Twitter meets SVM and Deep Learning

01-11-2016

It's no secret that I'm not a fan of social media generally. It has potential to be amazing but appears to be going down a route that I'm not very comfortable with. One way that I deal with this is to write robots for Twitter in order to get around the problems of noise, irrelevance and hate speech. I've previously written a robot that filters out tweets that I don't really like. This cuts out a lot of things that stress me out or are just no fun to read. The problem here is this creates an echo chamber which is another major problem of social media. I've been trying to find a few ways around this and I've entered into the world of SVMs and Neural Nets.

Support Vector Machines are an odd thing I don't quite understand just yet. They seem to be a mix of methods, combined to create a system that draws a line between two classes. Think of data being labelled as either class A or class B. New data, when it arrives, will be automatically assigned one of these two categories based upon the data that has been entered previously. It's like drawing a line that divides data-points on a graph. It's possible to do this non-linearly as well, using higher dimensions than just two. I've not managed to do this yet, but it's probably next on the list.

Deep learning for text is quite a hot topic at the moment it would seem. I used an example I was sent from StackOverflow. I've been using Tensorflow for most of the time. I'm not sold on it yet, but the fact that you can mess around with it in Python is a pretty good bonus. Support for GPUs is also a plus point.
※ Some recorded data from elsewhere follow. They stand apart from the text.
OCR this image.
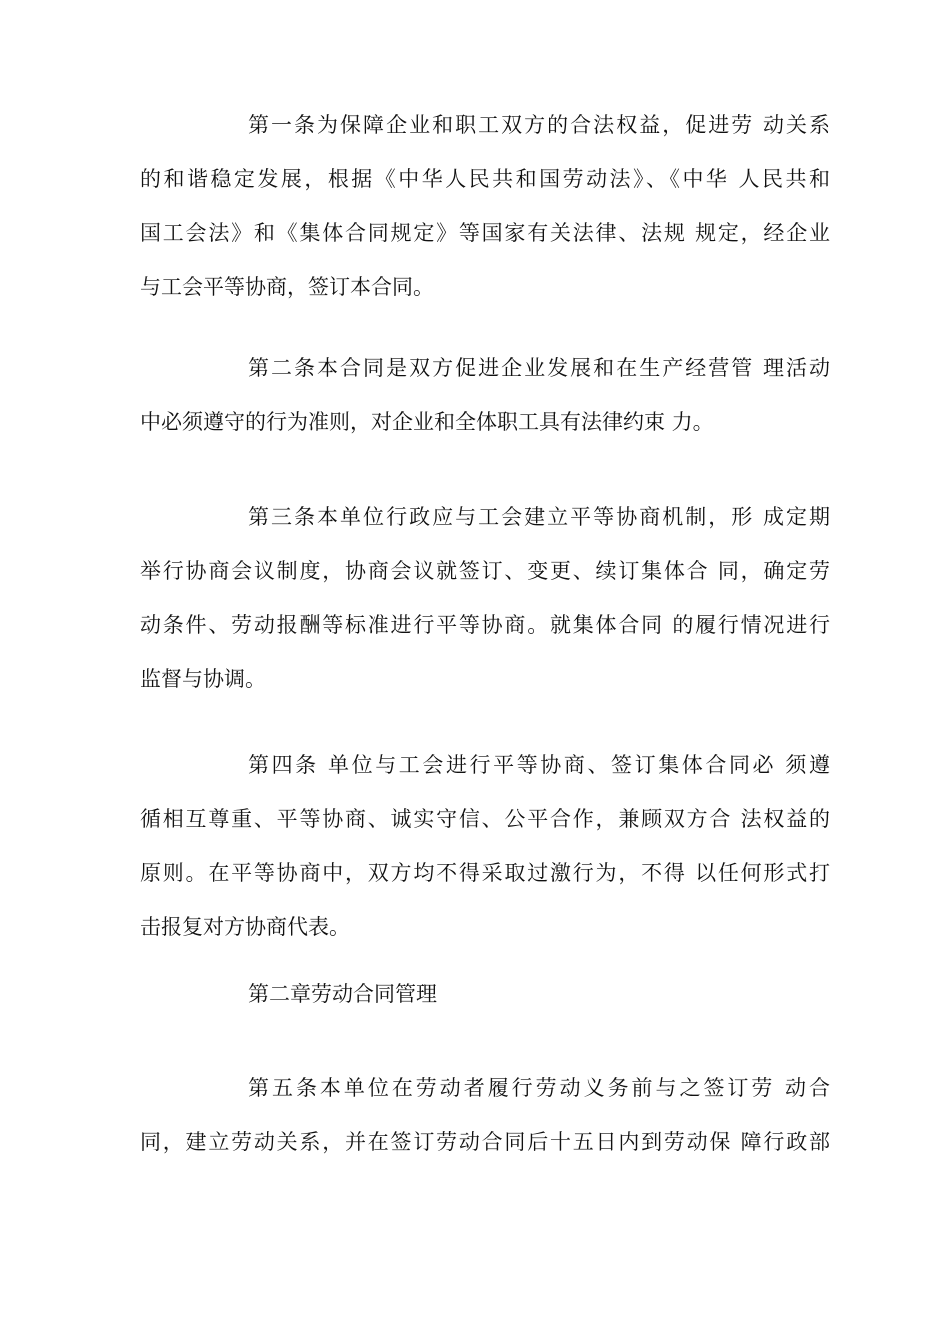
第一条为保障企业和职工双方的合法权益，促进劳 动关系
的和谐稳定发展，根据《中华人民共和国劳动法》、《中华 人民共和
国工会法》和《集体合同规定》等国家有关法律、法规 规定，经企业
与工会平等协商，签订本合同。
第二条本合同是双方促进企业发展和在生产经营管 理活动
中必须遵守的行为准则，对企业和全体职工具有法律约束 力。
第三条本单位行政应与工会建立平等协商机制，形 成定期
举行协商会议制度，协商会议就签订、变更、续订集体合 同，确定劳
动条件、劳动报酬等标准进行平等协商。就集体合同 的履行情况进行
监督与协调。
第四条 单位与工会进行平等协商、签订集体合同必 须遵
循相互尊重、平等协商、诚实守信、公平合作，兼顾双方合 法权益的
原则。在平等协商中，双方均不得采取过激行为，不得 以任何形式打
击报复对方协商代表。

第二章劳动合同管理

第五条本单位在劳动者履行劳动义务前与之签订劳 动合
同，建立劳动关系，并在签订劳动合同后十五日内到劳动保 障行政部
Both of these methods have one thing in common: Word Vectors. How do you represent a sentence (or tweet) as a set of numbers which both of these methods require? Typically, you end up with a vector that is mostly a bunch of zeroes; what is called a sparse vector. Put another way, if you have a dictionary of 50,000 words, you can break up a sentence into a set of words. Each word represents a dimension; a dimension that goes from 0 to 50,000. It pretty much ignores any rules of grammar or semantics, preferring to learn from simply the position of the various tokens. This sort of thing has already been done quite well by the Google program word2vec which also has a wikipedia page. In that example, the vectors are created themselves by a single layer neural net. This is a little "cart-before-the-horse" but the actual results are pretty cool.

There are some good links for Support Vector Machines when it comes to Python. SciKitLearn is particularly good:

The NLTK tool-kit is closely aligned with scikit-learn, especially when it comes to SVMs. I found that getting the data into the formats scikit-learn needs was a little tricky

pos_cutoff = int(len(liked_ngrams)*0.75)
neg_cutoff = int(len(disliked_ngrams)*0.75)

training_set = [ (feat, 'pos') for feat in liked_ngrams[:pos_cutoff] ]
training_set += [ (feat, 'neg') for feat in disliked_ngrams[:neg_cutoff]]

# Finally, train the classifier and return
classif = SklearnClassifier(LinearSVC())
classif.train(training_set)

Preparing the raw text of the tweet looks a little like this:

tweet = row.text
tokens = nltk.word_tokenize(tweet)
tokens = [token.lower() for token in tokens if len(token) > 1]
bi_tokens = nltk.bigrams(tokens)
tri_tokens = nltk.trigrams(tokens)
a =[(word, True) for word in tokens]
return dict(a)

One thing you can see is that I'm creating what are known as bigrams and trigrams. The theory goes that rather than just using words on their own, you can create a dictionary of ngrams too. This takes into account words that occur together, either in pairs or triples. I actually found this made the accuracy of the system worse, but it might very well be that the system is becoming over-trained, as the training set is only around 3000 items long.

Tensorflow I've found to be much more complicated and I suspect a lot of that is due to the API and the kind of abstraction they've gone for. Nevertheless, there are some good resources out there. The one I've used is this one which give a good description of the challenges.

So far, I've found that SVM works quite well, cutting down 2200 tweets to about 300 tweets a day with a pretty good accuracy (though I do need to double check that). I think there's a lot more to understand. I found the neural net to be slow and less accurate but I have a feeling the word2vec project will come in very handy. I'll have more to say on that in the coming weeks.